The agency has proposed a risk-based enforcement approach to protecting patients against unproven homeopathic drugs.
18, 2017 that the agency is cracking down on homeopathic products that claim to treat serious health conditions.
Although homeopathic drugs must meet the same approval, adulteration, and misbranding legal requirements as any other drug product, many (prescription and non-prescription) have been developed and distributed without the FDA's approval enforcement policies since 1988. FDA will focus its enforcement activities on products and ingredients with reported safety concerns, products that are not administered orally or topically; products promoted to treat serious conditions; products marketed to vulnerable populations; and products that don't meet quality, strength, or purity standards. It's grown into a $3 billion industry, and the agency has seen a corresponding uptick in safety concerns around the products, which are easily found at retail stories, pharmacies and online.
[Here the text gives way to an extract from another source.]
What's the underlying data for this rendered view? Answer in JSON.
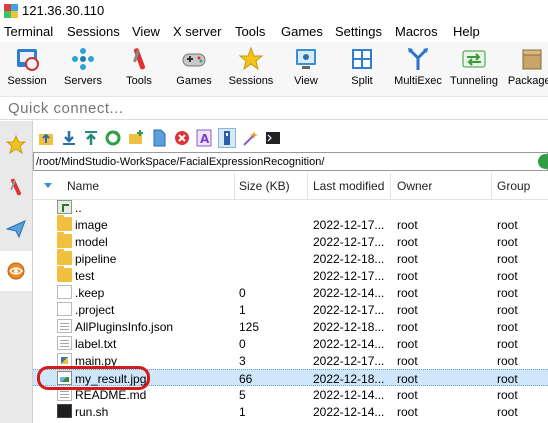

FDA commissioner Scott Gottlieb laid out the rationale in stark terms.
The Food and Drug Administration said Monday it wants to crack down on alternative remedies that are sold as "homeopathic" products but contain potentially harmful ingredients or show no clinical benefit.
The new draft guidance emphasizes enforcement and regulatory actions towards unapproved drugs labeled as homeopathic that carry the highest potential to cause risk to patients.
Janet Woodcock, MD, director of the FDA's Center for Drug Evaluation and Research, added, "The draft guidance is an important step forward in the agency's work to protect patients from unproven and potentially unsafe products". "The draft guidance is an important step forward in the agency's work to protect patients from unproven and potentially unsafe products". But he also noted the FDA's public safety obligation when it comes to homeopathy.